Vocable

Séjours en immersion : efficacité garantie

Vocable du 8 au 21 mars 2012

CHEZ LE PROFESSEUR OU EN ÉCOLES DE LANGUE INTERNATIONALES, LES SÉJOURS EN IMMERSION CONNAISSENT UN SUCCÈS CROISSANT. Les raisons de ce succès? Des progrès rapides grâce à une pratique quotidienne de la langue, associés au plaisir de la découverte culturelle.

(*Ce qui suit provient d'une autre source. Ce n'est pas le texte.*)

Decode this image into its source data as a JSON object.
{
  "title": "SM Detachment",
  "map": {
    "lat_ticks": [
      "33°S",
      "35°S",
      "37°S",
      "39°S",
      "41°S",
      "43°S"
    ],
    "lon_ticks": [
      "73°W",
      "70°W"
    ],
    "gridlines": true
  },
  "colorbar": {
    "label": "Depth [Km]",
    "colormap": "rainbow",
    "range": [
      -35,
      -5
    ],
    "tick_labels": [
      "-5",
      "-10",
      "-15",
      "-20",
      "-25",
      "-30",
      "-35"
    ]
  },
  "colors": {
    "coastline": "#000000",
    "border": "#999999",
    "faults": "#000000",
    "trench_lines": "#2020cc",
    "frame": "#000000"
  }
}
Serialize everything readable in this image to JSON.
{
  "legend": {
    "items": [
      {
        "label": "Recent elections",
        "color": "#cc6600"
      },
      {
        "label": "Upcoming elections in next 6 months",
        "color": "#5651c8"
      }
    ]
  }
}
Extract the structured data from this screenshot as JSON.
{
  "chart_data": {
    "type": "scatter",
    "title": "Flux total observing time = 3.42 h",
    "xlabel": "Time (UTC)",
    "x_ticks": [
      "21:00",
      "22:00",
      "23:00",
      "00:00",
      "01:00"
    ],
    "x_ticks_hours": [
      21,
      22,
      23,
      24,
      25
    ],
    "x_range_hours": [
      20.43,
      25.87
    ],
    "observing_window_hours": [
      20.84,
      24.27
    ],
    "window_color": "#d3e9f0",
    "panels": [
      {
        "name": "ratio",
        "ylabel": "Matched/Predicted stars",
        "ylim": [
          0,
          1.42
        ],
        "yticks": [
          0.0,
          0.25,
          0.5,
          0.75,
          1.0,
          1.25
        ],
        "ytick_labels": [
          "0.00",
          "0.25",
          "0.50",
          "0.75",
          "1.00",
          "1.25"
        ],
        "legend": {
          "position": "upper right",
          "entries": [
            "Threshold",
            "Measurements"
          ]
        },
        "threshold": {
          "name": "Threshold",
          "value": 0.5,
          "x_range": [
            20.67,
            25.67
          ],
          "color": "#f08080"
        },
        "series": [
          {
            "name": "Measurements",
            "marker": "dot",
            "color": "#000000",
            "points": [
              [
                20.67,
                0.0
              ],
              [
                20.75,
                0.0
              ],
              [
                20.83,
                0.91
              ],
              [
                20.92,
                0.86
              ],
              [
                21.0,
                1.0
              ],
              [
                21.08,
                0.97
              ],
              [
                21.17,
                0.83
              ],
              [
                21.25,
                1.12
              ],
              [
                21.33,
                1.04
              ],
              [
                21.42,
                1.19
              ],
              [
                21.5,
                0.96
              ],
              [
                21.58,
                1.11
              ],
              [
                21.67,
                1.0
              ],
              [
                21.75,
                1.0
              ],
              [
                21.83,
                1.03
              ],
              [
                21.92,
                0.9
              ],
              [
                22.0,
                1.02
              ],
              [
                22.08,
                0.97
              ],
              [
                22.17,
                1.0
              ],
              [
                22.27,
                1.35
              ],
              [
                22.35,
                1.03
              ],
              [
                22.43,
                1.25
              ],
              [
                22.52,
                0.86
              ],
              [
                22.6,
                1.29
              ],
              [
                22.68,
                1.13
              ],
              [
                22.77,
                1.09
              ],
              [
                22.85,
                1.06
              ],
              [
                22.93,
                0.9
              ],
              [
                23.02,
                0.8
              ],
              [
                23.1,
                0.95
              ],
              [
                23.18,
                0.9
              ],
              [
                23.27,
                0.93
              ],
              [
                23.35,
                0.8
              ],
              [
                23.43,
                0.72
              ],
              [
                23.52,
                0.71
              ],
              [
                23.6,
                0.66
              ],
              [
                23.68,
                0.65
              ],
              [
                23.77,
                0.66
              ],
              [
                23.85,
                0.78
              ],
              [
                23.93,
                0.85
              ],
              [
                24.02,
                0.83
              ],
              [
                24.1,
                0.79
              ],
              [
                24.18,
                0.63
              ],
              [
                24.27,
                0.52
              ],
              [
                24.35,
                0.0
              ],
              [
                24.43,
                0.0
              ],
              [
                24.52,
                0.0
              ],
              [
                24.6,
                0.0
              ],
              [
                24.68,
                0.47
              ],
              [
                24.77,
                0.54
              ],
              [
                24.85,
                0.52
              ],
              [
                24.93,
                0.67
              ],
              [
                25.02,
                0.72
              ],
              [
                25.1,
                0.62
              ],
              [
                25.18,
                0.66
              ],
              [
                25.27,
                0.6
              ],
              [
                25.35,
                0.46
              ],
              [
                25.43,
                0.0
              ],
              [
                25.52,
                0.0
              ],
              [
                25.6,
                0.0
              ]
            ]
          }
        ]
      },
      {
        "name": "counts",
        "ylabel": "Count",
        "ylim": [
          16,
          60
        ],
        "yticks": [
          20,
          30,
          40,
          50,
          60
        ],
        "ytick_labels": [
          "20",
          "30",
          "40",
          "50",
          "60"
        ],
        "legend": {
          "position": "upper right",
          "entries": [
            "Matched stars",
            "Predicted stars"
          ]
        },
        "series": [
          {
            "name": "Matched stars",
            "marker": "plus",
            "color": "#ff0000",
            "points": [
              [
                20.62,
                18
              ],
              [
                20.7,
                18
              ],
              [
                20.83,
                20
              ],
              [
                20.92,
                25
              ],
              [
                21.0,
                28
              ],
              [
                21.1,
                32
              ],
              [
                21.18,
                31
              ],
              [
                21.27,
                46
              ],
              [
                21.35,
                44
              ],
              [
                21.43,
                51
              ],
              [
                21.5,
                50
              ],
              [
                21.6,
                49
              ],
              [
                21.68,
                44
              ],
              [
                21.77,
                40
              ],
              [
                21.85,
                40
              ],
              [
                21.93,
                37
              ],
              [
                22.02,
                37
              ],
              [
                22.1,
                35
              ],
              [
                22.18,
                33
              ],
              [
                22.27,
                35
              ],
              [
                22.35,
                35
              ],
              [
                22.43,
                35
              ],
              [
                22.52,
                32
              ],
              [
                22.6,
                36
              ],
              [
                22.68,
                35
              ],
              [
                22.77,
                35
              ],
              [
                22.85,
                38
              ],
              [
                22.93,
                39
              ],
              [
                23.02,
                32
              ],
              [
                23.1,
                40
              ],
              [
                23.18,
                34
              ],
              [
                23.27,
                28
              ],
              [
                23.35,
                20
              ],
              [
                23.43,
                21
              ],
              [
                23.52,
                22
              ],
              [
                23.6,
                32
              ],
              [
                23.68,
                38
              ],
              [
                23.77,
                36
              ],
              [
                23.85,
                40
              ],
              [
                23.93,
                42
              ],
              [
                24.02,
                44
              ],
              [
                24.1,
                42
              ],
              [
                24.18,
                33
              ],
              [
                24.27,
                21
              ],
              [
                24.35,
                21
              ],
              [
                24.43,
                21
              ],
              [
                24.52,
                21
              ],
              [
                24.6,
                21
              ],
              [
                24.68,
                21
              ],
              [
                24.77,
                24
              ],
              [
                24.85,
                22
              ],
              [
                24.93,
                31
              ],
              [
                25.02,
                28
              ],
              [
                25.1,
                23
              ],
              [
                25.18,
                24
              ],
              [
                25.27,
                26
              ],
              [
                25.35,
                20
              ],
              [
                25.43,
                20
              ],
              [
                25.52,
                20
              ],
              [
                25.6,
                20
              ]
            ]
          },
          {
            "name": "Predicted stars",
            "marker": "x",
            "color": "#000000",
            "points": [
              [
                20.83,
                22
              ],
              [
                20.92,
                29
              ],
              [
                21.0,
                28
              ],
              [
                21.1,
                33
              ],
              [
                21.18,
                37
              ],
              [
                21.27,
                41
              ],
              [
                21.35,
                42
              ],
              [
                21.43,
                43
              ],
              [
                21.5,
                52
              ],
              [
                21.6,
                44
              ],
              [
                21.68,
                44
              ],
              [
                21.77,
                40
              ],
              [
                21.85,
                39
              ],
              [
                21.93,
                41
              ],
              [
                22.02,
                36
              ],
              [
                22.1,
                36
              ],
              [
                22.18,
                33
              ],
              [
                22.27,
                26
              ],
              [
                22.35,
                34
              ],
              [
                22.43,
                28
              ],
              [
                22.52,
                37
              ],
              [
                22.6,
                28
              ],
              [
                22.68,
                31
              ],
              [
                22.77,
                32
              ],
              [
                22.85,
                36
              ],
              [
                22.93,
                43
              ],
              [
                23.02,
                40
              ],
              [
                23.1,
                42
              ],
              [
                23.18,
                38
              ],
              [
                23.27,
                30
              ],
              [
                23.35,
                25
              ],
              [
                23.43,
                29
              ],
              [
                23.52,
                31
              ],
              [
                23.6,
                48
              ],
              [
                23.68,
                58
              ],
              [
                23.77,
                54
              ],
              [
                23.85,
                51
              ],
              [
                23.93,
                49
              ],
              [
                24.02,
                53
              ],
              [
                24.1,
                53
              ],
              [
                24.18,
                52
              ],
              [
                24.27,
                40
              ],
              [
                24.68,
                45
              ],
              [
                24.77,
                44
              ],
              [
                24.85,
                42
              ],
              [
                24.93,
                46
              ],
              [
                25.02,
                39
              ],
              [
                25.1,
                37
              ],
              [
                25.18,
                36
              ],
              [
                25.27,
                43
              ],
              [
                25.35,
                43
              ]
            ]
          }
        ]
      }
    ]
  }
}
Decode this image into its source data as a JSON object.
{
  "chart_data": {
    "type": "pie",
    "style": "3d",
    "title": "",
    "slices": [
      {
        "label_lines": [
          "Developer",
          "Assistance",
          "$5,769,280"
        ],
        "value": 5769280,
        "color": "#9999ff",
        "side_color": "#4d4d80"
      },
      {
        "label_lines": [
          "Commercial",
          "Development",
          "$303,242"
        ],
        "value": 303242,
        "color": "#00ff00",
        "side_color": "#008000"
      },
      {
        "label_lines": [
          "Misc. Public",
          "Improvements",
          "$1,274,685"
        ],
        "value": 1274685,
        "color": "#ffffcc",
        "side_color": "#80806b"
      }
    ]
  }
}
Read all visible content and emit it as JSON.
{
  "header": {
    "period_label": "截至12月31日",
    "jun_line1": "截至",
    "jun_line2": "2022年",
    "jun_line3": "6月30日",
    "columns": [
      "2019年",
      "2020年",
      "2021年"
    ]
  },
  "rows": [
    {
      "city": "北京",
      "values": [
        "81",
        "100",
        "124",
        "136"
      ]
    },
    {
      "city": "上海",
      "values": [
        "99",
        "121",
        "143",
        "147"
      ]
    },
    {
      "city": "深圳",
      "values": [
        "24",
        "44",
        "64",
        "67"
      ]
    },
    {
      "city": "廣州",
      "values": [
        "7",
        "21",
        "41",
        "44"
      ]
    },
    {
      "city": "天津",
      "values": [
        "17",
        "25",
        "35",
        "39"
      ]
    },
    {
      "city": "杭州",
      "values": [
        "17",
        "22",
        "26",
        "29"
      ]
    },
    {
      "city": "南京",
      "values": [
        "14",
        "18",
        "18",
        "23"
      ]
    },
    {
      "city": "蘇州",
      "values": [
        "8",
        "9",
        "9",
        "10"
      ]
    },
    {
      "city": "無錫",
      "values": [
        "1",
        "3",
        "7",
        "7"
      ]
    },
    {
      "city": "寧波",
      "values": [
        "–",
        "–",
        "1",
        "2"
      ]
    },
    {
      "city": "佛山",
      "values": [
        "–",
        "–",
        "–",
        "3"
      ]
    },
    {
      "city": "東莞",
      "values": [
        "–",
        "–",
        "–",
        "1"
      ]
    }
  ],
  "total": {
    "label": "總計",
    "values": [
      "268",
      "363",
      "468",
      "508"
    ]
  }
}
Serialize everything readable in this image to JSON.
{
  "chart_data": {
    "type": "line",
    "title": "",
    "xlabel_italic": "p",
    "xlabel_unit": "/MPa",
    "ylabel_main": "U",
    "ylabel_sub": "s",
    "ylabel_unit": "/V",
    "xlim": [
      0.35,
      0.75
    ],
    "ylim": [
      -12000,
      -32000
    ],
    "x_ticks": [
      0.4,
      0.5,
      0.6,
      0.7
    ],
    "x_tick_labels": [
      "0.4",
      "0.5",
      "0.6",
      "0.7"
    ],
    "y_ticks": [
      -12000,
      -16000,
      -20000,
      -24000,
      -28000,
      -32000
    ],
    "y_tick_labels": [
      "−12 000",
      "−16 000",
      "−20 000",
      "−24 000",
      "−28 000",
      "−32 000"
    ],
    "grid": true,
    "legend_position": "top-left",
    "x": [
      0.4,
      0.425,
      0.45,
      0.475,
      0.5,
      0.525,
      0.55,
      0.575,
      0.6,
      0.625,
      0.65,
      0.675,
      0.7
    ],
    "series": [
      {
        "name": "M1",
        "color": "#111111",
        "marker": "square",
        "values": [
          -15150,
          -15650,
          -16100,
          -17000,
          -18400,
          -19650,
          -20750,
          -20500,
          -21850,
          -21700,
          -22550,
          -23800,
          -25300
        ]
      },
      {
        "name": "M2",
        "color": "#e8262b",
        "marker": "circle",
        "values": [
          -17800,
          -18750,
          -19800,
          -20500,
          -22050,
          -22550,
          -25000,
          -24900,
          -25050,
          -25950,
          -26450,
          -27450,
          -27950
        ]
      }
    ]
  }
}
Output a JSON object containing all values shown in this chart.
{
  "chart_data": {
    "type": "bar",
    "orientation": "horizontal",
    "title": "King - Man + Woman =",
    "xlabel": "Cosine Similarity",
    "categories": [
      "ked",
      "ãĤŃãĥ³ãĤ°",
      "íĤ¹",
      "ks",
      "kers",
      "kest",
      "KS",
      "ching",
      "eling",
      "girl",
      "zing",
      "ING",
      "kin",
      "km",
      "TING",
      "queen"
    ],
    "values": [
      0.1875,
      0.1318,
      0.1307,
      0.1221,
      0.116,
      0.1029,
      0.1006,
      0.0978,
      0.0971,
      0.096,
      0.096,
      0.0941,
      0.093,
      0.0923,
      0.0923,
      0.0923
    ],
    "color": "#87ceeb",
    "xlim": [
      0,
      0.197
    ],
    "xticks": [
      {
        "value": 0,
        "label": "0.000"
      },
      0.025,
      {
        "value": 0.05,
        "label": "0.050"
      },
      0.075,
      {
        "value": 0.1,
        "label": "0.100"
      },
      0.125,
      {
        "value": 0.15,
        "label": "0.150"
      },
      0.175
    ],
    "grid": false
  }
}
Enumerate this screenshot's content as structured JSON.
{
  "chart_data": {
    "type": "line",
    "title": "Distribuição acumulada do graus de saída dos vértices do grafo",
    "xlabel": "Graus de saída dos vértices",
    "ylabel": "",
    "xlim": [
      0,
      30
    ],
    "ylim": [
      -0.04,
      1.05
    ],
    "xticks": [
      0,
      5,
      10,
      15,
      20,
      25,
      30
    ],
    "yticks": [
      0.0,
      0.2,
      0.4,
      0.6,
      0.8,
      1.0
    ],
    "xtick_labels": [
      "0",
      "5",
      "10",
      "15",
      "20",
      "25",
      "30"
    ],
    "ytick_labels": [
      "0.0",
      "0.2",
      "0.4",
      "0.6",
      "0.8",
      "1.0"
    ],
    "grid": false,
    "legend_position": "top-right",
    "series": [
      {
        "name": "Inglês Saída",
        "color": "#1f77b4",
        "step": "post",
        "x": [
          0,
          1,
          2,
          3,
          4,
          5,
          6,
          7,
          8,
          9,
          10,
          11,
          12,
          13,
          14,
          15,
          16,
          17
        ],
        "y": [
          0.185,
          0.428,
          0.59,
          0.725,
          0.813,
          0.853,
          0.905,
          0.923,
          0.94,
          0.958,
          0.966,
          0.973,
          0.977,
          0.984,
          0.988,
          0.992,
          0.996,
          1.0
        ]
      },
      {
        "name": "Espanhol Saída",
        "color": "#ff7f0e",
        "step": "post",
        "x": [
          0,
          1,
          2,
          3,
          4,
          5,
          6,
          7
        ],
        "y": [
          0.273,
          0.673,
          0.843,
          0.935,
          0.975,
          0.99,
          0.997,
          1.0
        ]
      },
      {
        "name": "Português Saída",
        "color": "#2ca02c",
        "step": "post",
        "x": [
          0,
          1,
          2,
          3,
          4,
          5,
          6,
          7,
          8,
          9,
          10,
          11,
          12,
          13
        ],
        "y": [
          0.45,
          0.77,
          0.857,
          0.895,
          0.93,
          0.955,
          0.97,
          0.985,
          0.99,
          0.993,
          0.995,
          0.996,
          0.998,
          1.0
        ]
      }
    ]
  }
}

Les séjours chez le professeur sont de plus en plus demandés par des stagiaires à la recherche d’une efficacité maximale. Parmi les spécialistes de cette formule, on trouve notamment Living Learning English, Home Language International, et Intuition languages.
Face au succès du concept, les organismes de séjours linguistiques généralistes développent également leur offre. Ainsi AILS a, par exemple, mis en place un site dédié – www.cours-chez-leprofesseur.com– qui propose 20 langues et plus de 40 destinations.
Quels sont les avantages de ce type de séjours ? « Cette formule offrant une grande flexibilité, elle correspond à tous les profils, explique Annabelle Huguenotte chez AILS. Elle permet tant aux cadres de progresser rapidement qu’aux jeunes d’être encadrés 24h/24. Quant aux étudiants, ils peuvent définir leurs besoins en fonction de leurs objectifs : préparation d’un examen, points de grammaire, fluidité en expression orale, rigueur de l’écrit académique, etc. Les cours chez le professeur permettent un véritable séjour linguistique à la carte ! »

FORMATIONS SUR MESURE

Olivier BLONSARD, directeur de OBK Formations Linguistiques, constate quant à lui que les demandes sont de plus en plus spécifiques, et portent plutôt sur des formules intensives : « Souvent sont privilégiés les séjours avec 25 ou 30 heures de cours par semaine au détriment de destinations plus lointaines avec moins d’heures de cours », note-t-il.
Côté tarifs, l’Angleterre est accessible pour un étudiant seul à partir de 615 livres (743 euros) la semaine pour 15 heures de cours chez Home Language International, 738 livres (891 euros) chez Intuition Languages pour 15 heures de cours, et 770 livres (930 euros) pour 15 heures de cours chez Living Learning English. Pour faire diminuer le coût de sa formation, un séjour en compagnie d’un étudiant d’une autre nationalité est une excellente option : le tarif baisse de presque 200 euros chez Living Learning English : de 770 livres pour un séjour seul à 610 livres pour un stage à deux (de 930 à 737 euros).

IMMERSION EN FRANCE

Au départ réservés aux adultes, les séjours en one to one se sont progressivement adaptés à un public de plus en plus jeune. D’où le développement de la formule dans des familles anglophones en France. « Les écoles, les collèges et les écoles de langues apprécient les formules en immersion totale qui complètent leur enseignement. Mais les parents des plus jeunes hésitaient à envoyer leurs enfants à l’étranger. L’idéal était de proposer de l’immersion totale, encadrée, en France. », explique Olivier BLONSARD de OBK Formations Linguistiques. Outre cet organisme, English For Success propose cette formule pour 690 euros la semaine, et Verdié à partir de 660 euros les six jours.

ÉCOLES INTERNATIONALES

Autre possibilité d’immersion intéressante : un séjour dans une école de langue internationale offrant la garantie d’un taux de francophones très bas. « Pour les personnes redoutant le face à face avec le formateur, souhaitant rencontrer et partager avec des étrangers dumonde entier ou disposant de plus de temps, la formule en école internationale est préférable », conseille Sabine Bonnaud chez Formalangues. Cet organisme propose par exemple une semaine en cours de groupe (16h30/ semaine) en école internationale avec hébergement chez l’habitant en demi-pension à Brighton pour 620 euros. A noter également les séjours en écoles de langue internationales proposés par les Centres d’Etude des Langues (CEL) des chambres de commerce. « Pour une plus grande immersion, nous conseillons aux stagiaires de privilégier l’hébergement en famille et les illes moyennes plutôt que Londres », recommande Michel Meuret, directeur délégué du réseau CEL. Et pour les plus motivés, cap au Nord : « plus on va vers le Nord, moins il y a de Français ! », souligne M. Meuret.